Diese Gefahr ist sehr real. Noch vor knapp zwei Jahrzehnten war die irische Insel von blutiger Gewalt gezeichnet. Die mit dem Karfreitagsabkommen von 1998 eingeleitete Befriedung des Nordirlandkonflikts ist aufs Engste mit der ökonomischen und sozialen Entwicklung auf der irischen Insel verknüpft. Den Rahmen dafür hat nicht zuletzt die EU geschaffen, denn sie ermöglichte es, dass beide Teile der irischen Insel zusammenwachsen konnten, ohne als Voraussetzung hierfür die offene nationale Frage lösen zu müssen. Mit dem Brexit würde Nordirland als Teil des Vereinigten Königreichs ebenfalls aus der EU ausscheiden. Es gäbe also faktisch erneut eine Grenze zwischen dem EU-Mitgliedsstaat Irland und dem Landesnorden. Erneut eine Grenze zu bekommen, bedeutet die Wiedereröffnung mindestens der 277 ehemals offiziellen Grenzübergänge zwischen Irland und dem Norden, durch die sich dann, werden die Handelsströme nicht unterbrochen, täglich bis zu 25.000 Grenzgänger zur Arbeit quälen müssen. Spricht man mit den Menschen vor Ort, wird immer wieder betont, dass Grenzen, die wieder durch Dörfer, Höfe und Familien gehen, dass Kontroll- und Zollstellen für sie unvorstellbar sind. Und noch ein anderes Beispiel: Bei der Versorgung von meizinischen Notfällen werden die Patienten jeweils ins irische Dublin oder in das nordirische Dublin gebracht, dorthin, wo es medizinisch am sinnvollsten ist, und das unabhängig von der Frage, kommt der Patient aus dem Nord- oder Südteil der der Insel. Bei alltäglichen Sozialleistungen wie z.B. der Kindergartenbetreuung spielt in der Nähe der ehemaligen Grenze der Landesteil, aus welchem das Kind kommt, so gut wie keine Rolle mehr.

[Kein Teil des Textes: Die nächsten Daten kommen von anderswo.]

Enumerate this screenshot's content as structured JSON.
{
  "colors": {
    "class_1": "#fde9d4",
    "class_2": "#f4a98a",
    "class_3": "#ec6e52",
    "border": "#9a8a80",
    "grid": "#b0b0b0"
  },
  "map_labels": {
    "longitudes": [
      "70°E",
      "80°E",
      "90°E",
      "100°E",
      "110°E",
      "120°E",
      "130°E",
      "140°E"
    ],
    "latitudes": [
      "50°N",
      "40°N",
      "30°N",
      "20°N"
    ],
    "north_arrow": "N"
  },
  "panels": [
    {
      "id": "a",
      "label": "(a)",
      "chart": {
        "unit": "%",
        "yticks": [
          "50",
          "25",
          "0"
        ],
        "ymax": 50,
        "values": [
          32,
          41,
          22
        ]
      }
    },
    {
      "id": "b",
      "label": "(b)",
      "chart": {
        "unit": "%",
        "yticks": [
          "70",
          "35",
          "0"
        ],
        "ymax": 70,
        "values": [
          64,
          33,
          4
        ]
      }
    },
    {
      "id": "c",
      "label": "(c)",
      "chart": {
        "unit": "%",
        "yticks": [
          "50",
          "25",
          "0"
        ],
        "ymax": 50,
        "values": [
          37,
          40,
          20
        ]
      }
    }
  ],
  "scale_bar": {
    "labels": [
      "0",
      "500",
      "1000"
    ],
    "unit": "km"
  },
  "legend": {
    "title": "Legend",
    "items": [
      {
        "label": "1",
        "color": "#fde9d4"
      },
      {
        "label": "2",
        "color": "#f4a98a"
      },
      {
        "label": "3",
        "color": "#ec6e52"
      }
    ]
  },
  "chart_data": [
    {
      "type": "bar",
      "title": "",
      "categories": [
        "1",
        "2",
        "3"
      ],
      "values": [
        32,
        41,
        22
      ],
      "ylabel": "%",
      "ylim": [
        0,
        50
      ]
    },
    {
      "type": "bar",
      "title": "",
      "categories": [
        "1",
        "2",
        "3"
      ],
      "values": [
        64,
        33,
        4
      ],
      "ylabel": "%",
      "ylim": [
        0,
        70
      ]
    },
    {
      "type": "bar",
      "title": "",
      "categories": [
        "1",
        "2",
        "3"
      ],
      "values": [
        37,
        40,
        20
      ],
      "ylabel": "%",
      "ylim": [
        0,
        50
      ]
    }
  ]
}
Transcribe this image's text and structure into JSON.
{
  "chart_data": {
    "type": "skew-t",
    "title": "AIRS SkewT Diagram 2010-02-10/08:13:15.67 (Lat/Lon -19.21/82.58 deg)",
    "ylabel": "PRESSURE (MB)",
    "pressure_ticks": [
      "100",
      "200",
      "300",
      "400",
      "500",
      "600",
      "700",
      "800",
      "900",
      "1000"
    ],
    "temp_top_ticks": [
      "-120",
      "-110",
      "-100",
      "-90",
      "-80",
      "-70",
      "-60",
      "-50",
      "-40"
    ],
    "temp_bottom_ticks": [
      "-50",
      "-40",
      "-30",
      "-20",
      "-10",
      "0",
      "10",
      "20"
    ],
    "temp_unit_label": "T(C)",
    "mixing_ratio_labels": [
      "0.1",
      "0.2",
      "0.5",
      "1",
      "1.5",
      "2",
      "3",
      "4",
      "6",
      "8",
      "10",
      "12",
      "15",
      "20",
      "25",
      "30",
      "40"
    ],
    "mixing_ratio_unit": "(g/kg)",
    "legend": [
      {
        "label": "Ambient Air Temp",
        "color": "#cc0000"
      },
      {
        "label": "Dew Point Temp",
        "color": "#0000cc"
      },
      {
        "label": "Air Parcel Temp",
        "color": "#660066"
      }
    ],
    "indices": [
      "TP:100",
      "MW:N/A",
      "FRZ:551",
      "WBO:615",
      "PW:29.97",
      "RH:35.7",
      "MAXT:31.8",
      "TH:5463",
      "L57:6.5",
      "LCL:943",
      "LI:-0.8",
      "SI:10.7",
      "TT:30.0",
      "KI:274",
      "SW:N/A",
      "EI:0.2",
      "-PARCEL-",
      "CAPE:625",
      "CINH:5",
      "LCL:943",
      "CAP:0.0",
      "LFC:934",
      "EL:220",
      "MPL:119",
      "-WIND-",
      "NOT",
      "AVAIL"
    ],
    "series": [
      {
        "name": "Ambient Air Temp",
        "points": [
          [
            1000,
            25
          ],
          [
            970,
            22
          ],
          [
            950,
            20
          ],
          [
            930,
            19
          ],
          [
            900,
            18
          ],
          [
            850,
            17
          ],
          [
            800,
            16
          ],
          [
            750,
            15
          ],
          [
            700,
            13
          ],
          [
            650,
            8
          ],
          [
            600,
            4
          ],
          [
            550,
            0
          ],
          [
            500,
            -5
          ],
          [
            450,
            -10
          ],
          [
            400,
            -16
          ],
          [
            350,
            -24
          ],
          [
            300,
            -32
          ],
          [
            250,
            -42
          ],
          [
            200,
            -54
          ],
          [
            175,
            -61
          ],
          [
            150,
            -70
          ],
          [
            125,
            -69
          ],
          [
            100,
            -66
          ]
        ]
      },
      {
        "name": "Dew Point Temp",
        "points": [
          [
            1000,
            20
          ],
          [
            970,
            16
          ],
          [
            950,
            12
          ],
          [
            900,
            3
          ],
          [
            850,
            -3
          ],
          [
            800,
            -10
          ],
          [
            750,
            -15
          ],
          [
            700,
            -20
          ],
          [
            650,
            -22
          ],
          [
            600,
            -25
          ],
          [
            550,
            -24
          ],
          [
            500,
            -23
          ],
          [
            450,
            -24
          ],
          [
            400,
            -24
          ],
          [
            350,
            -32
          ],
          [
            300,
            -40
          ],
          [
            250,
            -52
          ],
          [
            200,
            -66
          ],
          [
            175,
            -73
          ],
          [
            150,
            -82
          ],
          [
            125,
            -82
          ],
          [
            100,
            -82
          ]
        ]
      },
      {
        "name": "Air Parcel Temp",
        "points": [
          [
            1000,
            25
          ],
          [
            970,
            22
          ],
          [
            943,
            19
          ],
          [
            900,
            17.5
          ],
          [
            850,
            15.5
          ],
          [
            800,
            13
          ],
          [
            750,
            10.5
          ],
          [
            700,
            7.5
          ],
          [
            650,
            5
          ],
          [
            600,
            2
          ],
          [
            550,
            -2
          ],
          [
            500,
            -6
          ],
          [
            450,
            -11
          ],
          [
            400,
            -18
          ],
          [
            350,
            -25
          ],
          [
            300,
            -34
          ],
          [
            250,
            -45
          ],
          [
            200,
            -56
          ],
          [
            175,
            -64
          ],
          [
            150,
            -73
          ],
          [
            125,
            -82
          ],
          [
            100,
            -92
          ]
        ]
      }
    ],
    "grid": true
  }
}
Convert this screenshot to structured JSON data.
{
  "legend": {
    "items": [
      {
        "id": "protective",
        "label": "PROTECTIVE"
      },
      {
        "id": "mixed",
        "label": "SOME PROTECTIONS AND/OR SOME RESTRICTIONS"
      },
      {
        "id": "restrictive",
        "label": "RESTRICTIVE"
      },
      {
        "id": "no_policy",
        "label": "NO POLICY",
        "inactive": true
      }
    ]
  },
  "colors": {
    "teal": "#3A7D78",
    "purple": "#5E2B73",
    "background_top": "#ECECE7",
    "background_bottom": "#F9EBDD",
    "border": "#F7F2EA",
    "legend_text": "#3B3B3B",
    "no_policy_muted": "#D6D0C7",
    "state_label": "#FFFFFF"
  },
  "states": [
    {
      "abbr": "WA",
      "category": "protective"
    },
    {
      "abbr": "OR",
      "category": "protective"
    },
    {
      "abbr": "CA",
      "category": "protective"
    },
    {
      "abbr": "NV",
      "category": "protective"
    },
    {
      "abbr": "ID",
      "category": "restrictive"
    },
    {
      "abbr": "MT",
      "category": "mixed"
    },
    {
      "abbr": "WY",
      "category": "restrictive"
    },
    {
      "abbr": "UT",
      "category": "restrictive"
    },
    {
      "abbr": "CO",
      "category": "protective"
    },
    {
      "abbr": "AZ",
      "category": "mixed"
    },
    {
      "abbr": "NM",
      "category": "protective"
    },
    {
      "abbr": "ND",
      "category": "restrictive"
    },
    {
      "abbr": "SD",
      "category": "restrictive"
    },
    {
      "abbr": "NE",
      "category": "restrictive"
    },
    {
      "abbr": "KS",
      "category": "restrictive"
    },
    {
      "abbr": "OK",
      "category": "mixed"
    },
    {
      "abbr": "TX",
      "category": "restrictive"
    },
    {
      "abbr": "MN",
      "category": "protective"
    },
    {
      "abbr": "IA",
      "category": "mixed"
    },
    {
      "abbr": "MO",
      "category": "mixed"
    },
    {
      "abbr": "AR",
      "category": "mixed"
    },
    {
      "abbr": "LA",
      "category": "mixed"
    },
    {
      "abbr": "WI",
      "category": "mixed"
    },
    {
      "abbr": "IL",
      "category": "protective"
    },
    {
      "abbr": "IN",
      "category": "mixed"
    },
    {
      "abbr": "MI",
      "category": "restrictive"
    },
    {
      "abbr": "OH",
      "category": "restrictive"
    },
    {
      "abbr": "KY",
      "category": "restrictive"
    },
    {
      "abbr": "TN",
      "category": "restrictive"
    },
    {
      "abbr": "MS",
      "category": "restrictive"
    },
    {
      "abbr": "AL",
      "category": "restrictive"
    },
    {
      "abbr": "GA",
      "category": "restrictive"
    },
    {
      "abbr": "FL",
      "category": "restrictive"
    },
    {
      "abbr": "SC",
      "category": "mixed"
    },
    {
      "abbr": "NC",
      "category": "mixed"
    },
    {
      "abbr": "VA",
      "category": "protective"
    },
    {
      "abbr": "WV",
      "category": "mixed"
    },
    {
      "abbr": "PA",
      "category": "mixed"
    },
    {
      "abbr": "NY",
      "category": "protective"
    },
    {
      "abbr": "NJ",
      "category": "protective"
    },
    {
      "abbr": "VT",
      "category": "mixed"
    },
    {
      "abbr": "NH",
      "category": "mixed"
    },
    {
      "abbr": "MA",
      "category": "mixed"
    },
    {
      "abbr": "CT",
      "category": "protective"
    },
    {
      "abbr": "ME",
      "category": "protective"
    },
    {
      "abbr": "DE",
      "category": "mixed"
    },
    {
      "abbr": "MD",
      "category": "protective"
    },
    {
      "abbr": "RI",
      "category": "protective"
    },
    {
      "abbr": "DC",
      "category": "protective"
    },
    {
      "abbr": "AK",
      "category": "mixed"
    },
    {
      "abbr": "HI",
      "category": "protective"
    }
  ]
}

Welche Alternative gibt es?
In der bereits angeführten Resolution des Europaparlaments ist ganz klar festgeschrieben, dass am Friedensprozess auf der irischen Insel festzuhalten ist und eine »harte« Grenze verhindert werden muss. Den besonderen Umständen des Friedensprozesses solle daher in dem Austrittsabkommen »vorrangig Rechnung getragen werden«.

Was heißt das konkret?
Dazu wäre es nach meiner Meinung wichtig, ein spezielles Komitee einzurichten, das sich kontinuierlich mit den Auswirkungen der verschiedenen Verhandlungspunkte auf den Konflikt auf der irischen Insel beschäftigt. Schließlich sind die Konsequenzen des Brexit in ihren Details noch nicht vollständig zu überschauen. Auch eine Arbeitsgruppe aus Abgeordneten der nationalen Parlamente und des Europaparlaments wäre sicher sinnvoll, um diese Frage zu erörtern. Ich glaube zudem, dass es sinnvoll wäre, Nordirland einen Sonderstatus in der EU zu geben, um die auch seitens der EU mit dem Karfreitags-Abkommen eingegangenen Verpflichtungen für den Friedensprozess in Nordirland einzuhalten und zugleich die in den vergangenen Jahren geknüpften Beziehungen über die Landesgrenze hinweg zu erhalten.